Shirley’s joy was her grandchildren. Jonathan, Hannah, and Emma call her “Gra”. Being Gra was her greatest role, her highest calling, her deepest happiness. Shirley is survived by her daughter, Valerie Gorder and her husband, Greg Gorder, son Jeffrey Frank and his wife, Dina Yunker Frank, grandchildren Jonathan, Hannah, and Emma Gorder, all of Seattle; brother Richard Bassett and his wife Georgia, of North Lopham, England; cousin William Bassett of Lacey, Washington and his daughter Megan.
Mom-Gra-Shirley was unique in her style, her confidence, the broad range of her interests, and the verve with which she lived. She brought energy wherever she arrived, arranged beauty in her surroundings, was fearless in intellectual pursuits, outspoken with her opinions, and unflinchingly loyal to her friends.
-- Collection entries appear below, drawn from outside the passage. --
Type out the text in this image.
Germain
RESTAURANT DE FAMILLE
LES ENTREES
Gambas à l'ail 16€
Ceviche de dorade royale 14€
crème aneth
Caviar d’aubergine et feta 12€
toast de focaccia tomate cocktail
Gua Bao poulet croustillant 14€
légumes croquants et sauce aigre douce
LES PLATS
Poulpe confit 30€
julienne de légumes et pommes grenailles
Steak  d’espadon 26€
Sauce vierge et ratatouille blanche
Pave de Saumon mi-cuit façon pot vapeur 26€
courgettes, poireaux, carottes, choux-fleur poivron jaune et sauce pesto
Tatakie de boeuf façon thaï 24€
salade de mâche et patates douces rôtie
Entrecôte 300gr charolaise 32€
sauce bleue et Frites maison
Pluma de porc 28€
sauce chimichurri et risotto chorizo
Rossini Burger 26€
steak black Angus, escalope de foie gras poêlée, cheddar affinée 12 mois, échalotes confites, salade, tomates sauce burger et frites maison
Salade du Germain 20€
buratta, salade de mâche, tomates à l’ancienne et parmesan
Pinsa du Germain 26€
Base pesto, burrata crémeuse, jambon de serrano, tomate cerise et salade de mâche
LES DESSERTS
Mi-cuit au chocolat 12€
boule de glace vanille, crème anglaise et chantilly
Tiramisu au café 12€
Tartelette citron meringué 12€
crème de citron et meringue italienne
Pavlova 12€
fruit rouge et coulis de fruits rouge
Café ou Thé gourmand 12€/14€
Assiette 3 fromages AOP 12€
She showed us how to enjoy what is around us, share the bounty, embrace new experiences, and move grandly through our lives.
A memorial service will be held at 3:00 p.m. on Saturday, April 13, 2019, at St. Ignatius Chapel on the Seattle University campus in Seattle, Washington. A reception will follow at Casey Atrium, also on the Seattle University campus. In lieu of flowers, please consider a donation to New Beginnings or St. Francis House.
- Memorial Service Saturday, April 13, 2019
Shirley Ann Frank
April 26, 2019
On behalf of Janice Stamey, she wishes to express her sadness upon hearing of Shirley's death. She so enjoyed the times they shared together in Edmonds and at the Seattle Symphony. Shirley's family will be in my mother's prayers and thoughts.
William Gregory Hunicutt
April 15, 2019
Ahhh, Shirley! We’re fellow moon children born under the Cancer sign. And we became friends as condo-neighbors at Lake House during the autumn of our lives. I’m blessed that we met and enjoyed our brief yet satisfying friendship.
Shirley, thanks for being a shooting star for those Lake House years.
LOVE... Greg Hunicutt
April 13, 2019
To Shirley's Family: Shirley was my forever friend (52 years) who shared so many meaningful times with me. When our children were little, we'd plan an
excursion to the berry farms to pick berries for jam; telling the children to eat all they want while we were there, then having a picnic afterwards. Shirley and I traveled together, comforted each other, and were soul mates. She took me to my first opera, where she sang in the Seattle Opera Chorus; she and my husband, Dale, shared the love of opera and music in general. We discovered & bought our beach houses and named them from Anne Marrow Lindberg's book, "Gifts from the Sea". Now her footprints on the sands of time will always be with those who loved her and who she loved. Thank you, Shirley, YOU will always be my Gift From The Sea, I will miss you! With understanding and much love to you all in Shirley's family.
Shirley and Dale Martin
Susan Park Kimpton
April 6, 2019
So sorry to hear of your loss, Val and Jeff. Take good care.